Federation Manager GuideError and Audit Logging › Enable Audit Logging

Previous Topic: User Interface Logging

Next Topic: Set the Audit Log Name and Location

Enable Audit Logging

Federation Manager automatically creates an audit log, smaccess.log, located in the directory federation_mgr_home/logs/server. This log remains empty until you enable logging for authentication events or authorization events, or both, using the XPSConfig command.

Note: XPSConfig is case-sensitive on UNIX platforms.

To enable audit logging

  1. Open a command window.
  2. Type XPSConfig at the command prompt.

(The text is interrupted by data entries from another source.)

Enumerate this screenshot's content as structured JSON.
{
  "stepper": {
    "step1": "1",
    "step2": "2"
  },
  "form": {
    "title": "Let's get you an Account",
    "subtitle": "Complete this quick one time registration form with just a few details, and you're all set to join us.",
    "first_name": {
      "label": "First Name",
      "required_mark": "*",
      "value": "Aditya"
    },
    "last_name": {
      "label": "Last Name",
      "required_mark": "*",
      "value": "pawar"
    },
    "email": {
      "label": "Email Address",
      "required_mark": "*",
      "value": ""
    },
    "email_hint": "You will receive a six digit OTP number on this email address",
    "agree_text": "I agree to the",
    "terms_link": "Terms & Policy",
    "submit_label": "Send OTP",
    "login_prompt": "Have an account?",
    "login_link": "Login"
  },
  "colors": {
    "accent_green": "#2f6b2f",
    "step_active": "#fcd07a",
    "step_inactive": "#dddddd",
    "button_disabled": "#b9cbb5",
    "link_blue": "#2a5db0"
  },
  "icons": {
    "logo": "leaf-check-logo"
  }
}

    The Product Menu is displayed.

  3. Enter SM.

    The list of parameters with their current values is displayed.

  4. (Optional) Enter f to filter the list of settings.

    At the Enter Filter prompt enter report to find all the settings related to audit log.

  5. Enter the number associated with the desired setting:
    ReportAuth

    Specifies the log settings for authentication events.

    Limits: Must be an integer.

    ReportAz

    Specifies the log settings for authorization events.

    Limits: Must be an integer.

  6. Enter c to change the value.
  7. Enter one of the following values at the prompt:
    Default

    0 = log no events

    Limits

    1 = log all events

    2 = log only rejection events

  8. Enter q until you return to the system prompt.

    Audit logging is enabled.

Note: You can repeat this procedure at any time to update the settings for the audit log settings.